Follow the instructions in hw3-task2.ipynb to complete this task. You will practice:

  • Exploring a dataset with class imbalance and missing values, and applying median imputation with stratified train/test splitting
  • Fitting an unpruned decision tree as a baseline
  • Tuning tree depth using 5-fold cross-validation and selecting the optimal depth from a CV accuracy plot
  • Refitting and evaluating the pruned (tuned) decision tree and visualizing its structure, including interpreting root-node splits, feature thresholds, and Gini impurity
  • Fitting a Random Forest (200 trees) and comparing its test accuracy to the single-tree models
  • Visualizing and comparing feature importances (Gini-based) from both the decision tree and random forest
  • Interpreting a confusion matrix for the random forest
  • Building a final model comparison table/bar chart across all three models (unpruned tree, tuned tree, random forest)

Task 3: Considerations in High Dimensions

In this task you will explore common problems that may arise in high-dimensional datasets, in which the number of features is larger than the number of observations and use generative AI to aid in your understanding on this setting.

Your final submission will include: a concept from the reading you wanted clarification on, the initial prompt you used to get clarification from a genAI chatbot, and a short reflection on how you used genAI.

  1. Read section 6.4 Considerations in High Dimensions in the course textbook: An Introduction to Statistical Learning with applications in Python. The section covers challenges to fitting regression models and interpreting results on high-dimensional data.

  2. While reading, identify one concept or claim from the section that you did not fully understand.

  3. This step is designeed to help you write more detailed prompts. Use a generative AI tool (such as ChatGPT or Claude) to help clarify the concept you did not fully understand. Save your prompt so you can report it in this task. Your prompt should go beyond “explain X to me.” and should include at least two of the following elements:

    • Your background (For example: “I am X who knows Y and is learning about Z, I am reading X for my course on Y, etc)
    • The specific source of confusion
    • A requested format or approach (e.g.: “use a concrete numerical example” or create an analogy)
    • A constraint or comparison (“explain how Z method differs from Y method” or “avoid matrix notation”)
  4. If the response didn’t fully resolve your confusion, iterate: refine your next prompt and try again.

  5. In a short paragraph (4–6 sentences), reflect on your use of generative AI in this task: which tool did you use, what prompts did you give it, and how many iterations did it take to get it to clarify your question?
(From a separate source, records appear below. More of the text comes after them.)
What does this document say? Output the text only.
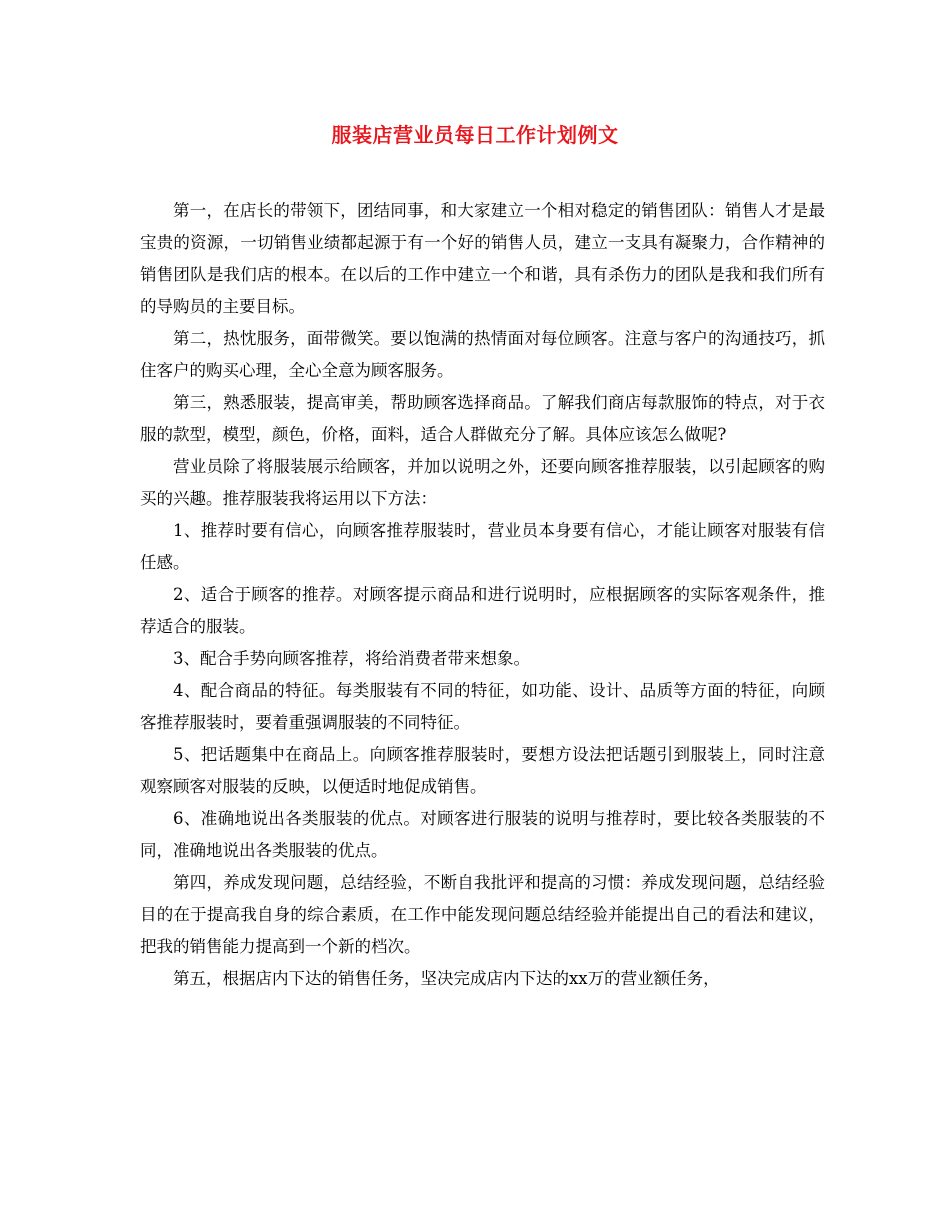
服装店营业员每日工作计划例文

第一，在店长的带领下，团结同事，和大家建立一个相对稳定的销售团队：销售人才是最宝贵的资源，一切销售业绩都起源于有一个好的销售人员，建立一支具有凝聚力，合作精神的销售团队是我们店的根本。在以后的工作中建立一个和谐，具有杀伤力的团队是我和我们所有的导购员的主要目标。

第二，热忱服务，面带微笑。要以饱满的热情面对每位顾客。注意与客户的沟通技巧，抓住客户的购买心理，全心全意为顾客服务。

第三，熟悉服装，提高审美，帮助顾客选择商品。了解我们商店每款服饰的特点，对于衣服的款型，模型，颜色，价格，面料，适合人群做充分了解。具体应该怎么做呢?

营业员除了将服装展示给顾客，并加以说明之外，还要向顾客推荐服装，以引起顾客的购买的兴趣。推荐服装我将运用以下方法：

1、推荐时要有信心，向顾客推荐服装时，营业员本身要有信心，才能让顾客对服装有信任感。

2、适合于顾客的推荐。对顾客提示商品和进行说明时，应根据顾客的实际客观条件，推荐适合的服装。

3、配合手势向顾客推荐，将给消费者带来想象。

4、配合商品的特征。每类服装有不同的特征，如功能、设计、品质等方面的特征，向顾客推荐服装时，要着重强调服装的不同特征。

5、把话题集中在商品上。向顾客推荐服装时，要想方设法把话题引到服装上，同时注意观察顾客对服装的反映，以便适时地促成销售。

6、准确地说出各类服装的优点。对顾客进行服装的说明与推荐时，要比较各类服装的不同，准确地说出各类服装的优点。

第四，养成发现问题，总结经验，不断自我批评和提高的习惯：养成发现问题，总结经验目的在于提高我自身的综合素质，在工作中能发现问题总结经验并能提出自己的看法和建议，把我的销售能力提高到一个新的档次。

第五，根据店内下达的销售任务，坚决完成店内下达的xx万的营业额任务，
Did the response match the information given in the textbook? This short reflection should be independently written by you, with no AI assistance.

Your submission should be a Quarto document, named hwk3-task3.qmd, (inside your forked repo) with the following structure:

Section Content
Title + intro Title + one sentence explaining the content of the document
Concept to clarify The concept or claim that you looked clarification for
Prompt The initial prompt you wrote to gain understanding
Generative AI reflection Answer to step 5

Rubric

  • Steps 2, 3, 5 and the Title/ Intro will be graded as 1: complete, 0: incomplete.